Оказалось, что это болезненней, чем я ожидала. Мы были женаты почти год — в будущем месяце годовщина, — и все это время он всегда разговаривал со мной, не отводя глаз, глядя на меня со всей своей мальчишеской искренностью. Голос его всегда звучал правдиво. Да, он мог бахвалиться, мог вспылить, как всякий молодой человек, но никогда раньше я не слышала, чтобы он бормотал что-то так неуверенно. Лжет, лжет, это очевидно. Пожалуй, я бы предпочла откровенное признание в неверности этому невинному взгляду и лживым речам.
Терпение мое иссякло.
— Довольно, — сказала я. — Я знаю достаточно, чтобы понимать, что это неправда. Она была твоей любовницей, не так ли? А Комптон — всего лишь ширма!
— Екатерина… — растерялся он.
— Просто скажи мне правду.
У него задрожали губы.

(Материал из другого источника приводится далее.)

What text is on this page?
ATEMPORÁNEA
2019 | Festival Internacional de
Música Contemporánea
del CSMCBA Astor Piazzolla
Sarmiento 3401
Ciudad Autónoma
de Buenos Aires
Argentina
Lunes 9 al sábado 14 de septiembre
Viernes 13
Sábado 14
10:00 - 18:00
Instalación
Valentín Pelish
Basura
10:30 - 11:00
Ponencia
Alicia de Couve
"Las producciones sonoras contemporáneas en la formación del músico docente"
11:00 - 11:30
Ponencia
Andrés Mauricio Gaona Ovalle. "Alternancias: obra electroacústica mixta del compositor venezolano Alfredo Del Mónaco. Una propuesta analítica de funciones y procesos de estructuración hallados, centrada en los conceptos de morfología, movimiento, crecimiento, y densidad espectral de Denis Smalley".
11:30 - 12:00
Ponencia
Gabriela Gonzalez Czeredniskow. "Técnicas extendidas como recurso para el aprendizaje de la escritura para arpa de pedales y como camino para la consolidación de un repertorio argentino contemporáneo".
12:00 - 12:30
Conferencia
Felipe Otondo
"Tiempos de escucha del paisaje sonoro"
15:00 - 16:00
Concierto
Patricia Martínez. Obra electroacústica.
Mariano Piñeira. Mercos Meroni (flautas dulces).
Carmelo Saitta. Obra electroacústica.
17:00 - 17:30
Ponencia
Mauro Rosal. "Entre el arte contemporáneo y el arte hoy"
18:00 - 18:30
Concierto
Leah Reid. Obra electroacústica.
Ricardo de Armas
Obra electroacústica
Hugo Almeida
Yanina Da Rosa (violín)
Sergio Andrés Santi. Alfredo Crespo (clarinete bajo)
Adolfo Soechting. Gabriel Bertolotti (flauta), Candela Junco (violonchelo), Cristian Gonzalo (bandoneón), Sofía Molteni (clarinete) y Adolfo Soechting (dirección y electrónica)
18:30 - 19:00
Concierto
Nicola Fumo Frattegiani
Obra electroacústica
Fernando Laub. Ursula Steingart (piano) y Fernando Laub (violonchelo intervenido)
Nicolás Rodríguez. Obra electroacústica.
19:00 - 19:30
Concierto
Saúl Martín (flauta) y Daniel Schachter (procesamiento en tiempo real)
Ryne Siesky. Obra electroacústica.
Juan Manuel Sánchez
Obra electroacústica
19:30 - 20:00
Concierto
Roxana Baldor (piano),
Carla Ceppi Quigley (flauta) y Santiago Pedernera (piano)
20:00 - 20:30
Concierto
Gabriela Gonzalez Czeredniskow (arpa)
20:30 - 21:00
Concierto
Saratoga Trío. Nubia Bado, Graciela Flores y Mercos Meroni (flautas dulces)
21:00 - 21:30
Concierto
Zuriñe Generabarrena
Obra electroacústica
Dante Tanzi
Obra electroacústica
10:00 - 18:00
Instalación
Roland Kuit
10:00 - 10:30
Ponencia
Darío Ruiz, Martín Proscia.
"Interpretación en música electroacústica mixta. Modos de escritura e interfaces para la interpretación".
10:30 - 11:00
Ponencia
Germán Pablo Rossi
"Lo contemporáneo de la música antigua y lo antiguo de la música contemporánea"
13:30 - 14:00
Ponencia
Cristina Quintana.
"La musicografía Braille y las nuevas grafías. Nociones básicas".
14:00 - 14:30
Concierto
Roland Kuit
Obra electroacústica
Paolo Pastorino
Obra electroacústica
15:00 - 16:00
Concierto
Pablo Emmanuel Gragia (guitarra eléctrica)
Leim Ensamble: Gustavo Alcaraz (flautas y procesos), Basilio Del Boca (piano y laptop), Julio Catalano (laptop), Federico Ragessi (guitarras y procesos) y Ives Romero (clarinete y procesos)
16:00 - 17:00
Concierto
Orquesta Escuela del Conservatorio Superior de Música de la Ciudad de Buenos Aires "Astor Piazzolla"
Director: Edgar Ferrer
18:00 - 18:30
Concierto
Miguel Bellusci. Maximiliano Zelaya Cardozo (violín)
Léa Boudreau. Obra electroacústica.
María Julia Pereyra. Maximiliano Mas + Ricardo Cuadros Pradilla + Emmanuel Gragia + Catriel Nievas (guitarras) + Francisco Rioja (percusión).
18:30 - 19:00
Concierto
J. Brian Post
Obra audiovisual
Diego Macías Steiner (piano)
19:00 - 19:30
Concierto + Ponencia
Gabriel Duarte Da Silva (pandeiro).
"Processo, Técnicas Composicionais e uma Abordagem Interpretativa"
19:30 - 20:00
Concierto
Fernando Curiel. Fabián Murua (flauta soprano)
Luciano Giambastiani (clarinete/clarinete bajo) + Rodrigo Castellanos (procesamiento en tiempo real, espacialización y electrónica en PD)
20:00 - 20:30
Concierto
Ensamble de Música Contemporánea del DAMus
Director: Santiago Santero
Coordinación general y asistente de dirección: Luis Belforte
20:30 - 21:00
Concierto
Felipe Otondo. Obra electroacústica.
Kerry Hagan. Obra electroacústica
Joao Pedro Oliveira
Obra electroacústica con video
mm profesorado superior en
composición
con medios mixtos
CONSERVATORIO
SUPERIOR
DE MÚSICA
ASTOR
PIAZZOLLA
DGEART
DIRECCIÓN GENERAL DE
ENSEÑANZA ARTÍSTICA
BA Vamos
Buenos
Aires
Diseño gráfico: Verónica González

Он не в силах был признать, что наделал:
— Я не хотел…
— Я знаю, — печально сказала я. — Я уверена, тебя искушали.
— Тебя так долго не было…
— Я знаю.
Наступила ужасная тишина. Обдумывая этот разговор, я предполагала, что он мне солжет, что я уличу его и произнесу обвинительную речь, выступлю, как королева-воительница в своем праведном гневе. Но вместо гнева меня охватила печаль и чувство, что я потерпела поражение. Если Генрих не смог остаться мне верным, когда я готовилась родить ему ребенка, как сможет он хранить мне верность до смерти? Как сможет блюсти свой брачный обет, если его так легко завлечь? Что же мне делать, что делать женщине, если ее супруг такой глупец, что желает минутных радостей, нарушая обет, данный вечности?
— Дорогой мой супруг, это весьма прискорбно, — грустно говорю я.
— Все дело в том, что меня замучили сомнения. Я подумал, на мгновение, что мы не женаты, — признался он.
— Как это не женаты?! — недоверчиво переспрашиваю я.
— Ну, я подумал, — вскидывает он голову, сверкнув полными слез глазами, — что, раз наш брак недействителен, я ничем не связан…
Я совершенно поражена:
— Наш брак? Почему недействителен?
Он трясет головой. Ему слишком стыдно. Но я настаиваю:
— Почему же?
Он становится на колени перед моей стороной кровати и прячет лицо в простынях.